EY: Definitely. Kids don’t tell for a number of reasons. A lot of it is the shame or embarrassment, some of it is confusion. Some of it might even be wanting to protect the offender. But there always is the fear of how other people will react. Who will believe me? This man has been teaching (or coaching or has been a friend of the family or is my uncle) for a long time, so who’s going to believe that he’s done this to me?”

There definitely is a lot working against a child when it comes to disclosing. I tell people, if a child does disclose, pay attention, because it’s so hard for them to do it.

When you talk to adults who were molested as children, a good portion of them, I would say 75-80 percent, never disclosed what happened to them. There are too many factors working against that disclosure.

JM: So it’s important for the parents to immediately believe, or rather support, the child?

EY: Oh, definitely. The best thing that any parent or adult can do is to reassure the child, “I believe what you say.” Certainly you’re going to get more information later, but at that time of disclosure it’s very important for the child to feel supported, to feel believed.

JM: We’re always telling our children, don’t talk to strangers, don’t trust strangers. But the biggest danger comes from people we know!

EY: Exactly. Stranger rape or stranger assault is actually more atypical. The child victims who have come through SATC, you’re looking at probably more than 90 percent of offenders where the child knew who that offender was, whether it’s a neighbor or a family member, or a teacher or coach. That’s a whopping number.

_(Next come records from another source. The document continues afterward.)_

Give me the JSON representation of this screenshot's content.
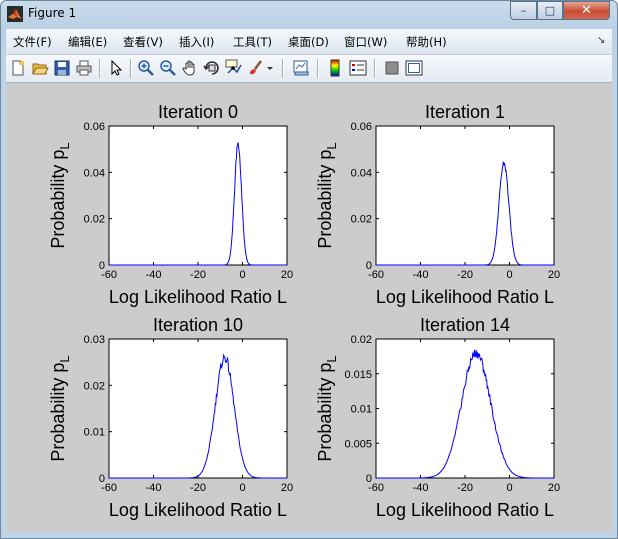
{
  "window": {
    "title": "Figure 1",
    "minimize_glyph": "–",
    "maximize_glyph": "□",
    "close_glyph": "✕"
  },
  "menubar": {
    "items": [
      "文件(F)",
      "编辑(E)",
      "查看(V)",
      "插入(I)",
      "工具(T)",
      "桌面(D)",
      "窗口(W)",
      "帮助(H)"
    ],
    "overflow_glyph": "↘"
  },
  "toolbar": {
    "icons": [
      "new-figure-icon",
      "open-file-icon",
      "save-icon",
      "print-icon",
      "edit-plot-arrow-icon",
      "zoom-in-icon",
      "zoom-out-icon",
      "pan-hand-icon",
      "rotate-3d-icon",
      "data-cursor-icon",
      "brush-icon",
      "brush-dropdown-icon",
      "link-plot-icon",
      "insert-colorbar-icon",
      "insert-legend-icon",
      "hide-plot-tools-icon",
      "show-plot-tools-icon"
    ]
  },
  "colors": {
    "figure_background": "#cccccc",
    "axes_background": "#ffffff",
    "line": "#0000ff"
  },
  "chart_data": [
    {
      "type": "line",
      "title": "Iteration 0",
      "xlabel": "Log Likelihood Ratio L",
      "ylabel": "Probability p",
      "ylabel_subscript": "L",
      "xlim": [
        -60,
        20
      ],
      "ylim": [
        0,
        0.06
      ],
      "xticks": [
        "-60",
        "-40",
        "-20",
        "0",
        "20"
      ],
      "yticks": [
        "0",
        "0.02",
        "0.04",
        "0.06"
      ],
      "series": [
        {
          "peak_x": -2,
          "peak_y": 0.052,
          "sigma": 1.6
        }
      ]
    },
    {
      "type": "line",
      "title": "Iteration 1",
      "xlabel": "Log Likelihood Ratio L",
      "ylabel": "Probability p",
      "ylabel_subscript": "L",
      "xlim": [
        -60,
        20
      ],
      "ylim": [
        0,
        0.06
      ],
      "xticks": [
        "-60",
        "-40",
        "-20",
        "0",
        "20"
      ],
      "yticks": [
        "0",
        "0.02",
        "0.04",
        "0.06"
      ],
      "series": [
        {
          "peak_x": -2.5,
          "peak_y": 0.044,
          "sigma": 2.2
        }
      ]
    },
    {
      "type": "line",
      "title": "Iteration 10",
      "xlabel": "Log Likelihood Ratio L",
      "ylabel": "Probability p",
      "ylabel_subscript": "L",
      "xlim": [
        -60,
        20
      ],
      "ylim": [
        0,
        0.03
      ],
      "xticks": [
        "-60",
        "-40",
        "-20",
        "0",
        "20"
      ],
      "yticks": [
        "0",
        "0.01",
        "0.02",
        "0.03"
      ],
      "series": [
        {
          "peak_x": -8,
          "peak_y": 0.026,
          "sigma": 4.2
        }
      ]
    },
    {
      "type": "line",
      "title": "Iteration 14",
      "xlabel": "Log Likelihood Ratio L",
      "ylabel": "Probability p",
      "ylabel_subscript": "L",
      "xlim": [
        -60,
        20
      ],
      "ylim": [
        0,
        0.02
      ],
      "xticks": [
        "-60",
        "-40",
        "-20",
        "0",
        "20"
      ],
      "yticks": [
        "0",
        "0.005",
        "0.01",
        "0.015",
        "0.02"
      ],
      "series": [
        {
          "peak_x": -15,
          "peak_y": 0.018,
          "sigma": 6.5
        }
      ]
    }
  ]
}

Again, as a parent, I’m always trying to walk that line between not being overly anxious, because you certainly don’t want your child to become that way and be fearful of others. But just be watchful and mindful when adults pay extra attention to your child.

When parents are vigilant, and when they put that message out there that we’re monitoring our kids, the offender will go elsewhere, because there’s always somebody else they can choose who will be much easier.

JM: That’s both reassuring and frightening at the same time. Is it possible to prepare a child to recognize the signs to prevent this from happening?

EY: Yes. Sex Abuse Treatment Center has developed a curriculum with the state Department of Education. I think we’ve trained more than 600 teachers statewide to be able to deliver the curriculum in the classroom. And parents can access SATC’s website, SATCHawaii.org. We have several toolkits that parents can use to start the conversation. And the earlier you start, the younger the child, the easier it is to present the information in very concrete terms.